Vendredi 17 mars

La confrontation

Les musulmans bulgares dans l’étau de la lutte électorale entre les deux « partis turcs » de Bulgarie

Deux semaines avant les élections parlementaires, les musulmans bulgares sont devenus les otages de la lutte électorale entre deux partis : le MDL et DOST.
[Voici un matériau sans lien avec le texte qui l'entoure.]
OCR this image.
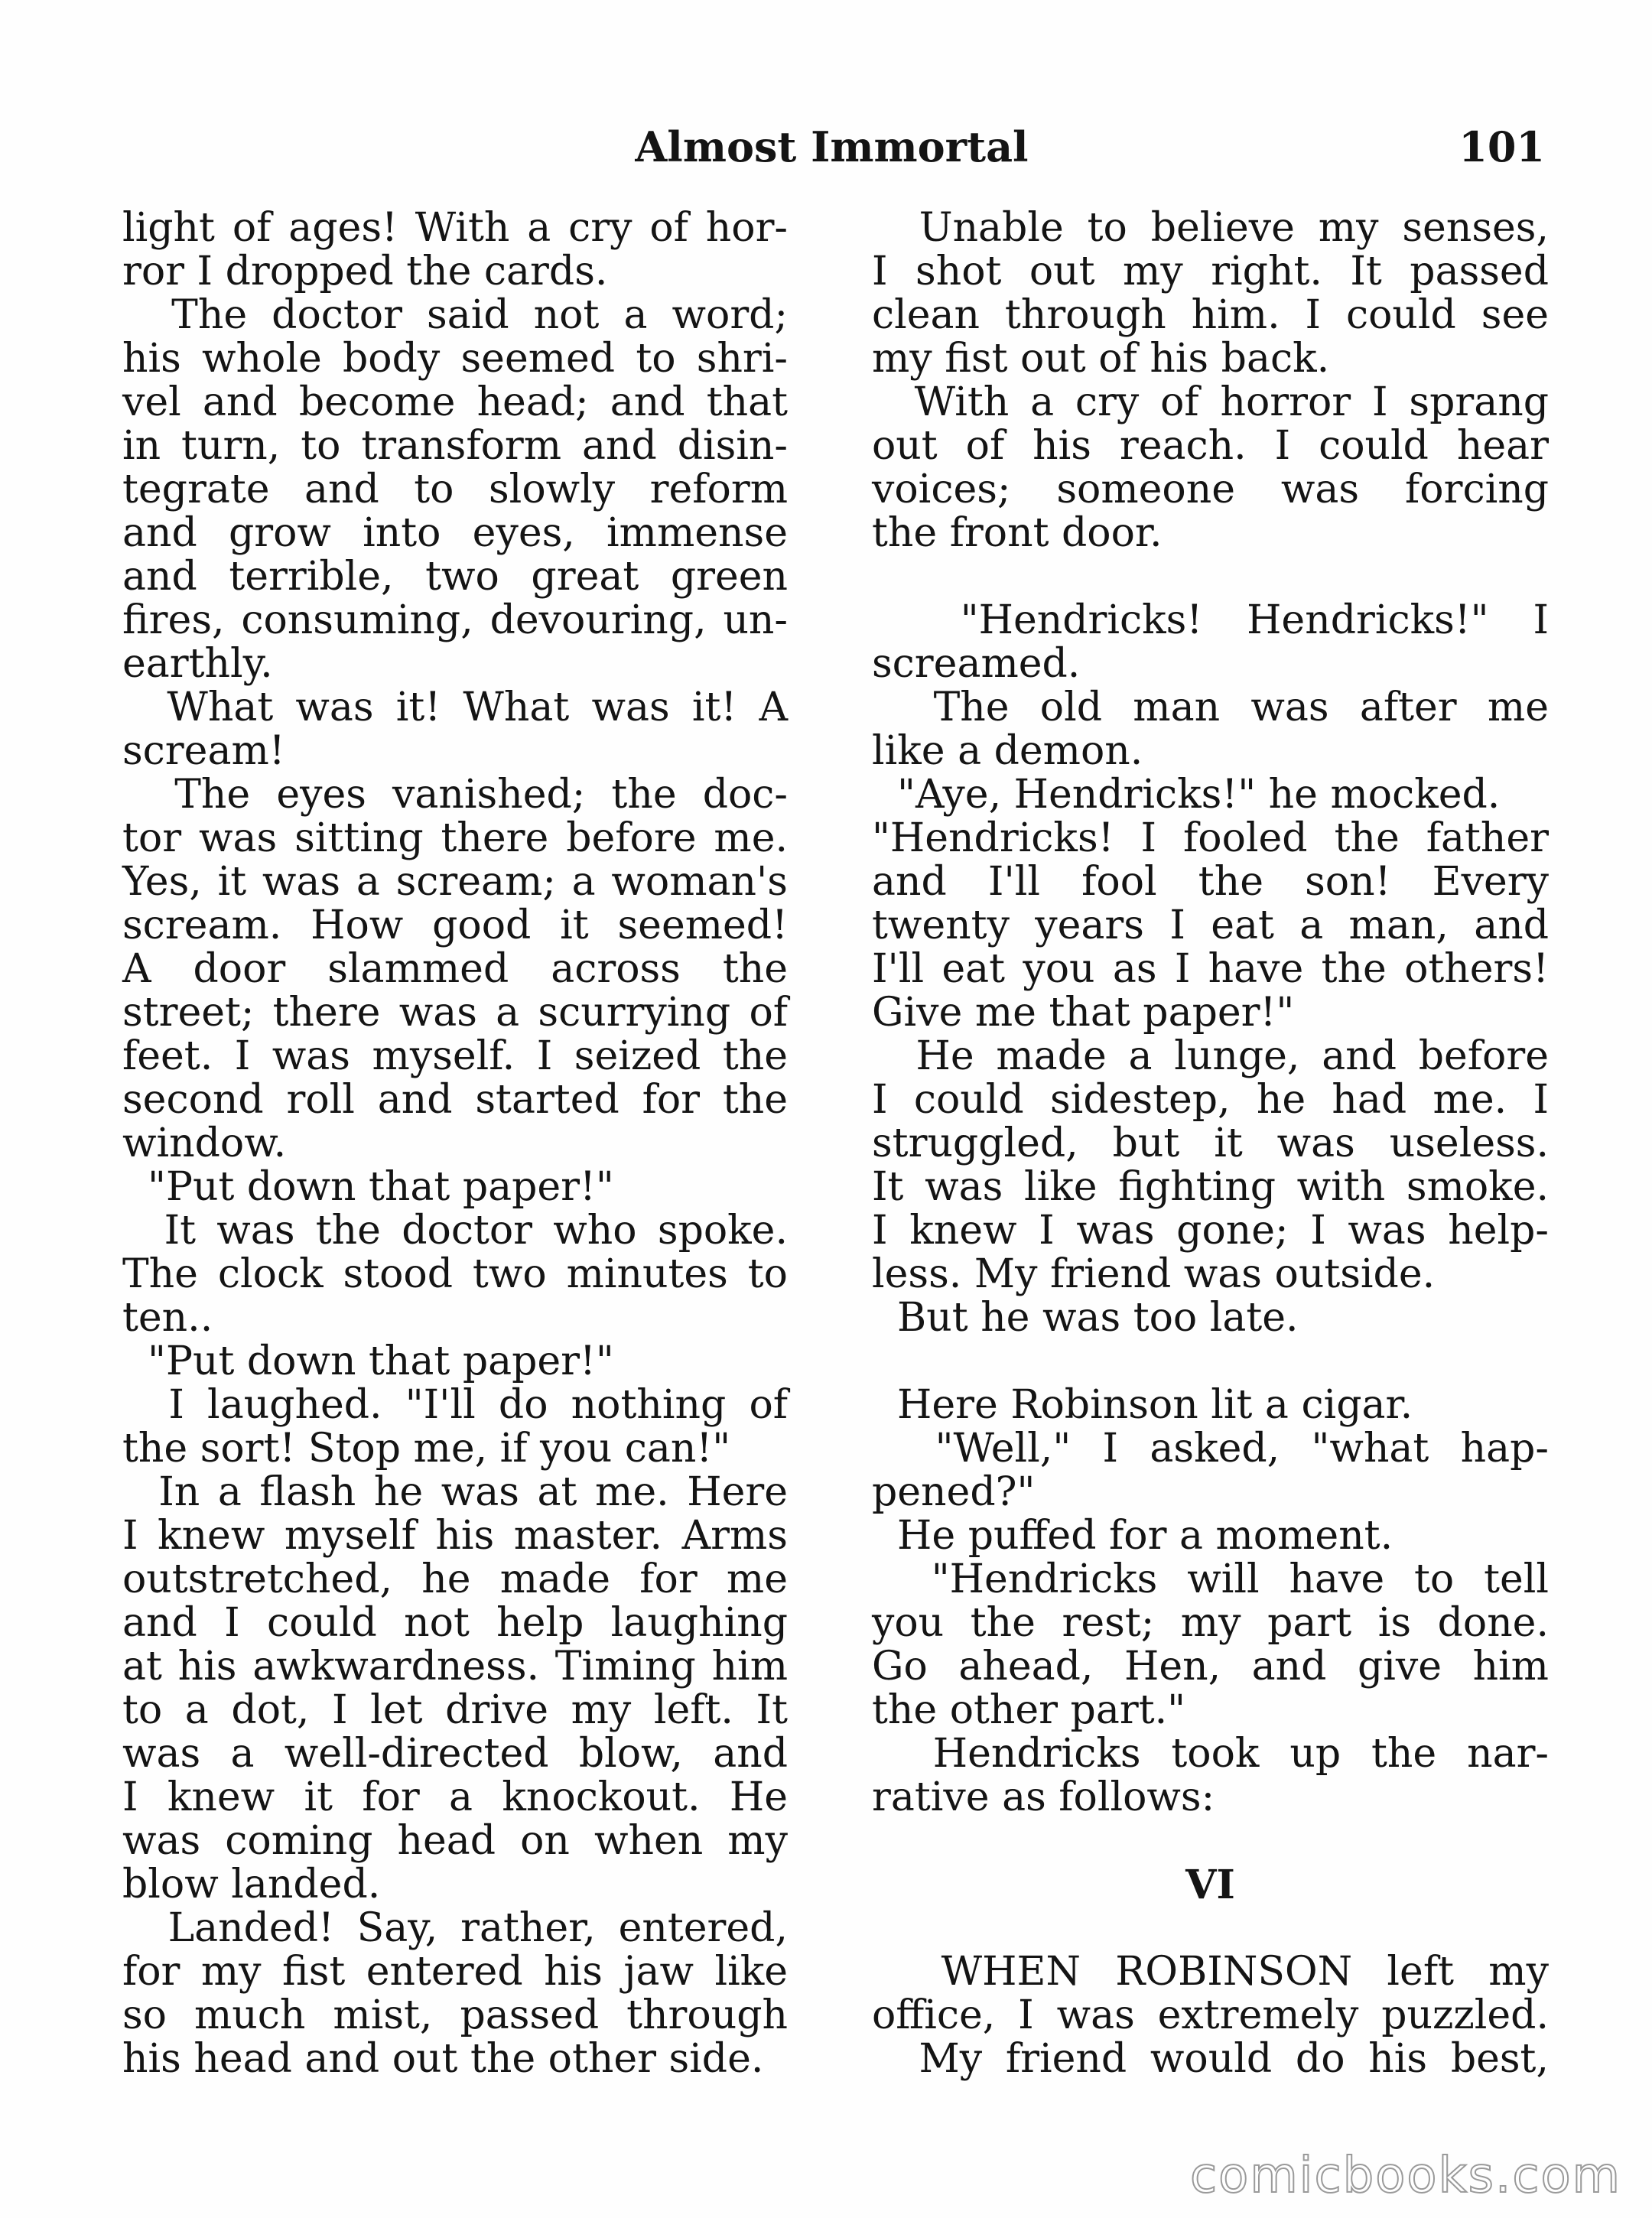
Almost Immortal	101
light of ages! With a cry of hor-
ror I dropped the cards.
The doctor said not a word;
his whole body seemed to shri-
vel and become head; and that
in turn, to transform and disin-
tegrate and to slowly reform
and grow into eyes, immense
and terrible, two great green
fires, consuming, devouring, un-
earthly.
What was it! What was it! A
scream!
The eyes vanished; the doc-
tor was sitting there before me.
Yes, it was a scream; a woman's
scream. How good it seemed!
A door slammed across the
street; there was a scurrying of
feet. I was myself. I seized the
second roll and started for the
window.
"Put down that paper!"
It was the doctor who spoke.
The clock stood two minutes to
ten..
"Put down that paper!"
I laughed. "I'll do nothing of
the sort! Stop me, if you can!"
In a flash he was at me. Here
I knew myself his master. Arms
outstretched, he made for me
and I could not help laughing
at his awkwardness. Timing him
to a dot, I let drive my left. It
was a well-directed blow, and
I knew it for a knockout. He
was coming head on when my
blow landed.
Landed! Say, rather, entered,
for my fist entered his jaw like
so much mist, passed through
his head and out the other side.
Unable to believe my senses,
I shot out my right. It passed
clean through him. I could see
my fist out of his back.
With a cry of horror I sprang
out of his reach. I could hear
voices; someone was forcing
the front door.
"Hendricks! Hendricks!" I
screamed.
The old man was after me
like a demon.
"Aye, Hendricks!" he mocked.
"Hendricks! I fooled the father
and I'll fool the son! Every
twenty years I eat a man, and
I'll eat you as I have the others!
Give me that paper!"
He made a lunge, and before
I could sidestep, he had me. I
struggled, but it was useless.
It was like fighting with smoke.
I knew I was gone; I was help-
less. My friend was outside.
But he was too late.
Here Robinson lit a cigar.
"Well," I asked, "what hap-
pened?"
He puffed for a moment.
"Hendricks will have to tell
you the rest; my part is done.
Go ahead, Hen, and give him
the other part."
Hendricks took up the nar-
rative as follows:
VI
WHEN ROBINSON left my
office, I was extremely puzzled.
My friend would do his best,
comicbooks.com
« La pression sur les habitants de la région de Kardjali est extrêmement importante et vient, d’une part, d’émissaires de la Turquie et des représentants de DOST et, d’autre part, des maires du MDL qui menacent les habitants de mettre fin à leur accès aux services et aux aides sociales s’ils ne votaient pas pour le MDL », a déclaré Mehmet Dikme dans une interview à la bTV. L’ancien ministre de l’agriculture (2001-2005) établit un lien entre la situation actuelle des musulmans en Bulgarie et l’époque du processus de régénération. En outre, selon Capital, le Grand muftiat exerce une pression en faveur de DOST. Ainsi les musulmans se retrouvent devant le choix entre le modèle féodal imposé depuis des décennies par le MDL et la dépendance vis-à-vis de la Turquie et d’Erdoğan par l’intermédiaire de DOST.
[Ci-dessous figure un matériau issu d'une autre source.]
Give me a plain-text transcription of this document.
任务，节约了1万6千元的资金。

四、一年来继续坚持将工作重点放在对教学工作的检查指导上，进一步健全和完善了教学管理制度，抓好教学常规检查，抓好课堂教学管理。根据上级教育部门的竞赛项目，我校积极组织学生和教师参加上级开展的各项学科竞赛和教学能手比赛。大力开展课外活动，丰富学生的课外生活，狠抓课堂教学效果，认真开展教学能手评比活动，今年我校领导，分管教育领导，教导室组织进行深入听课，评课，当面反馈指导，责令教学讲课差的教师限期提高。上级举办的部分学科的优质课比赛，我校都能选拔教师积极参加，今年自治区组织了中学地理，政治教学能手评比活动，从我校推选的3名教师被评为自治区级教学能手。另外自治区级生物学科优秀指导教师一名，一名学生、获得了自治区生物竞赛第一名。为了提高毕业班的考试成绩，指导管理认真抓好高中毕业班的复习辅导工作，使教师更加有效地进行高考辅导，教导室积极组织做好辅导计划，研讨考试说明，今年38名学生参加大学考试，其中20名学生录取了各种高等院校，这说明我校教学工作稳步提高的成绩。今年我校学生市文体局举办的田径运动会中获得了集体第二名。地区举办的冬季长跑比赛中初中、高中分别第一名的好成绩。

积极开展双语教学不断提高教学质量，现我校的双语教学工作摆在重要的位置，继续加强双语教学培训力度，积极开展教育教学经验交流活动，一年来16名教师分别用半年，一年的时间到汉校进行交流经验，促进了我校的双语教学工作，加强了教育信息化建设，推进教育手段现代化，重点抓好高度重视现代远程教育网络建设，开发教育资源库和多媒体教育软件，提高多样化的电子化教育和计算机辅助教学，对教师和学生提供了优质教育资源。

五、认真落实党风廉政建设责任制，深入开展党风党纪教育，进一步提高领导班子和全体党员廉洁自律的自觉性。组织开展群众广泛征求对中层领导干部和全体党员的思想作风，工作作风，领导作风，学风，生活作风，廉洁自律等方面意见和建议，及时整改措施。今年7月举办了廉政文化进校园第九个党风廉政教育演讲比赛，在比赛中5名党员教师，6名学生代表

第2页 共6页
Les musulmans expatriés en Turquie sont également mis à l’épreuve. La semaine dernière, le ministre turc de la politique sociale a appelé les représentants des associations d’expatriés à soutenir DOST en échange de l’engagement de l’Etat turc à résoudre certains problèmes sociaux et à alléger la procédure relative à l’obtention de la nationalité turque. Bénéficiaires de financements publics turcs et de locaux gracieusement mis à leur disposition par l’Etat turc, ces associations exercent une importante influence sur la communauté d’expatriés bulgares en Turquie. Elles sont également censées pouvoir convaincre leurs membres de soutenir le référendum du 16 avril. Or, la plupart des expatriés ne votent pas pour le parti d’Erdoğan et, selon des représentants de DOST et du MDL, ne sont pas favorables à ce que la Turquie devienne une république présidentielle.
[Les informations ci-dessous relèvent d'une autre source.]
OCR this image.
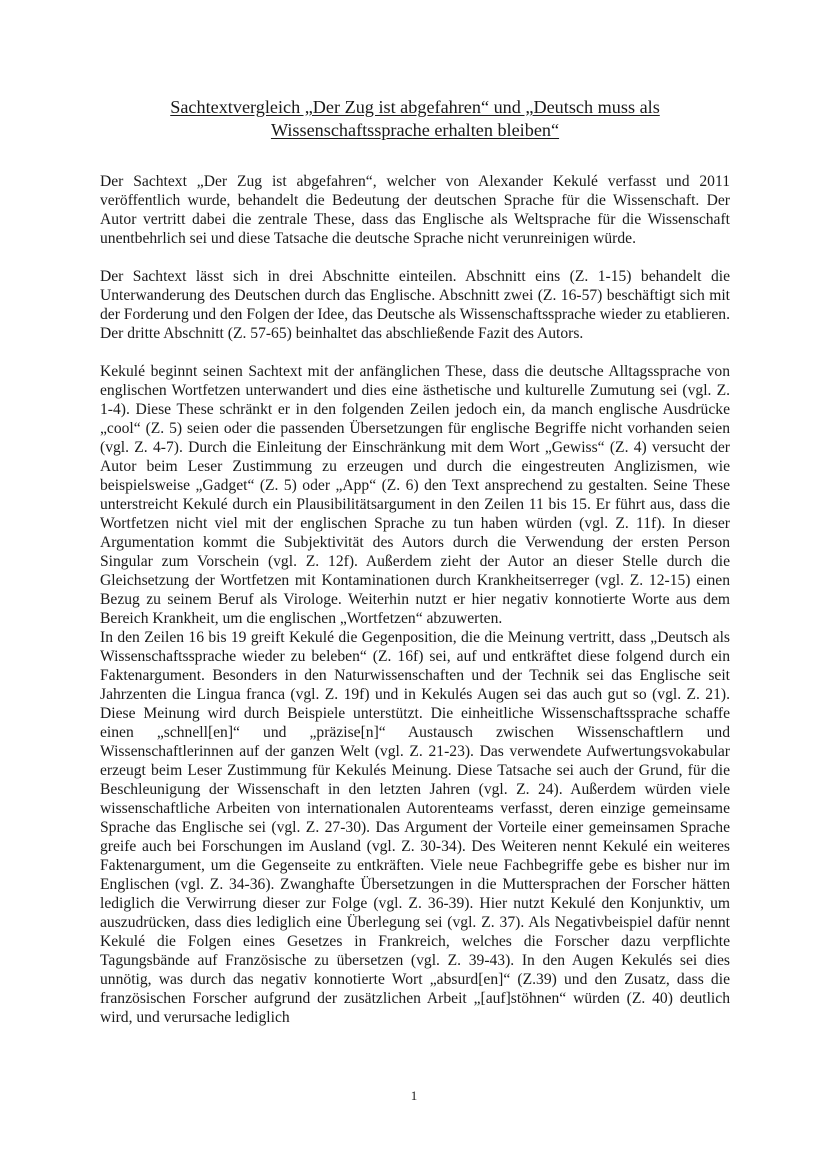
Sachtextvergleich „Der Zug ist abgefahren“ und „Deutsch muss als
Wissenschaftssprache erhalten bleiben“

Der Sachtext „Der Zug ist abgefahren“, welcher von Alexander Kekulé verfasst und 2011 veröffentlich wurde, behandelt die Bedeutung der deutschen Sprache für die Wissenschaft. Der Autor vertritt dabei die zentrale These, dass das Englische als Weltsprache für die Wissenschaft unentbehrlich sei und diese Tatsache die deutsche Sprache nicht verunreinigen würde.

Der Sachtext lässt sich in drei Abschnitte einteilen. Abschnitt eins (Z. 1-15) behandelt die Unterwanderung des Deutschen durch das Englische. Abschnitt zwei (Z. 16-57) beschäftigt sich mit der Forderung und den Folgen der Idee, das Deutsche als Wissenschaftssprache wieder zu etablieren. Der dritte Abschnitt (Z. 57-65) beinhaltet das abschließende Fazit des Autors.

Kekulé beginnt seinen Sachtext mit der anfänglichen These, dass die deutsche Alltagssprache von englischen Wortfetzen unterwandert und dies eine ästhetische und kulturelle Zumutung sei (vgl. Z. 1-4). Diese These schränkt er in den folgenden Zeilen jedoch ein, da manch englische Ausdrücke „cool“ (Z. 5) seien oder die passenden Übersetzungen für englische Begriffe nicht vorhanden seien (vgl. Z. 4-7). Durch die Einleitung der Einschränkung mit dem Wort „Gewiss“ (Z. 4) versucht der Autor beim Leser Zustimmung zu erzeugen und durch die eingestreuten Anglizismen, wie beispielsweise „Gadget“ (Z. 5) oder „App“ (Z. 6) den Text ansprechend zu gestalten. Seine These unterstreicht Kekulé durch ein Plausibilitätsargument in den Zeilen 11 bis 15. Er führt aus, dass die Wortfetzen nicht viel mit der englischen Sprache zu tun haben würden (vgl. Z. 11f). In dieser Argumentation kommt die Subjektivität des Autors durch die Verwendung der ersten Person Singular zum Vorschein (vgl. Z. 12f). Außerdem zieht der Autor an dieser Stelle durch die Gleichsetzung der Wortfetzen mit Kontaminationen durch Krankheitserreger (vgl. Z. 12-15) einen Bezug zu seinem Beruf als Virologe. Weiterhin nutzt er hier negativ konnotierte Worte aus dem Bereich Krankheit, um die englischen „Wortfetzen“ abzuwerten.

In den Zeilen 16 bis 19 greift Kekulé die Gegenposition, die die Meinung vertritt, dass „Deutsch als Wissenschaftssprache wieder zu beleben“ (Z. 16f) sei, auf und entkräftet diese folgend durch ein Faktenargument. Besonders in den Naturwissenschaften und der Technik sei das Englische seit Jahrzenten die Lingua franca (vgl. Z. 19f) und in Kekulés Augen sei das auch gut so (vgl. Z. 21). Diese Meinung wird durch Beispiele unterstützt. Die einheitliche Wissenschaftssprache schaffe einen „schnell[en]“ und „präzise[n]“ Austausch zwischen Wissenschaftlern und Wissenschaftlerinnen auf der ganzen Welt (vgl. Z. 21-23). Das verwendete Aufwertungsvokabular erzeugt beim Leser Zustimmung für Kekulés Meinung. Diese Tatsache sei auch der Grund, für die Beschleunigung der Wissenschaft in den letzten Jahren (vgl. Z. 24). Außerdem würden viele wissenschaftliche Arbeiten von internationalen Autorenteams verfasst, deren einzige gemeinsame Sprache das Englische sei (vgl. Z. 27-30). Das Argument der Vorteile einer gemeinsamen Sprache greife auch bei Forschungen im Ausland (vgl. Z. 30-34). Des Weiteren nennt Kekulé ein weiteres Faktenargument, um die Gegenseite zu entkräften. Viele neue Fachbegriffe gebe es bisher nur im Englischen (vgl. Z. 34-36). Zwanghafte Übersetzungen in die Muttersprachen der Forscher hätten lediglich die Verwirrung dieser zur Folge (vgl. Z. 36-39). Hier nutzt Kekulé den Konjunktiv, um auszudrücken, dass dies lediglich eine Überlegung sei (vgl. Z. 37). Als Negativbeispiel dafür nennt Kekulé die Folgen eines Gesetzes in Frankreich, welches die Forscher dazu verpflichte Tagungsbände auf Französische zu übersetzen (vgl. Z. 39-43). In den Augen Kekulés sei dies unnötig, was durch das negativ konnotierte Wort „absurd[en]“ (Z.39) und den Zusatz, dass die französischen Forscher aufgrund der zusätzlichen Arbeit „[auf]stöhnen“ würden (Z. 40) deutlich wird, und verursache lediglich

1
C’est notamment cette crainte du régime en voie de constitution d’Erdoğan qu’Ahmed Dogan, président d’honneur du MDL, exploite dans un message politique dont la presse rend largement compte aujourd’hui. Tout en mettant en valeur le patriotisme unifiant reposant sur le principe de « l’unité dans la diversité » dont la Bulgarie a, aujourd’hui plus que jamais, besoin, il s’oppose au « traitement de mon pays comme un ancien territoire ». « En l’occurrence, il faut que ce soit clair : la pression, le chantage et les menaces visent le rétablissement et la légitimation démocratique du néo-ottomanisme. Le référendum du 16 avril vise la transformation de la république kémaliste en un sultanat. Une folie qui est pourtant un fait… ». Selon Ilhan Andaï, rédacteur en chef du site 24rodopi.com, Dogan appelle les 300 000 à 500 000 électeurs du MDL à choisir entre la liberté et Erdoğan, entre la maison tranquille et le sultanat qui sera instauré à l’issue du référendum.

Du côté turc, le maire de la commune métropolitaine de Manisa a appelé hier les expatriés bulgares et Turquie et les Turcs en Bulgarie à voter en masse le 26 mars pour DOST qui travaille étroitement avec la Turquie pour la sauvegarde des droits de la communauté turque en Bulgarie afin que celle-ci devienne plus puissante, qu’elle ait une vie meilleure et que la langue turque devienne officielle en Bulgarie.

Selon Capital, cette propagande ouverte de la part de la Turquie en faveur de DOST risque de rendre un mauvais service à ce parti qui commence à faire l’objet d’un isolement politique en Bulgarie. Boïko Borissov, président du GERB, a vu un problème politique dans ce soutien puissant de la Turquie à l’égard de DOST, qui avait soutenu sa candidate à l’élection présidentielle de 2016. Trois mouvances (Patriotes unis, Bloc réformateur-Voix du peuple et Nouvelle république) ont appelé le président Radev et la commission électorale centrale à ne pas ouvrir de bureaux de vote en dehors des missions diplomatiques bulgares en Turquie.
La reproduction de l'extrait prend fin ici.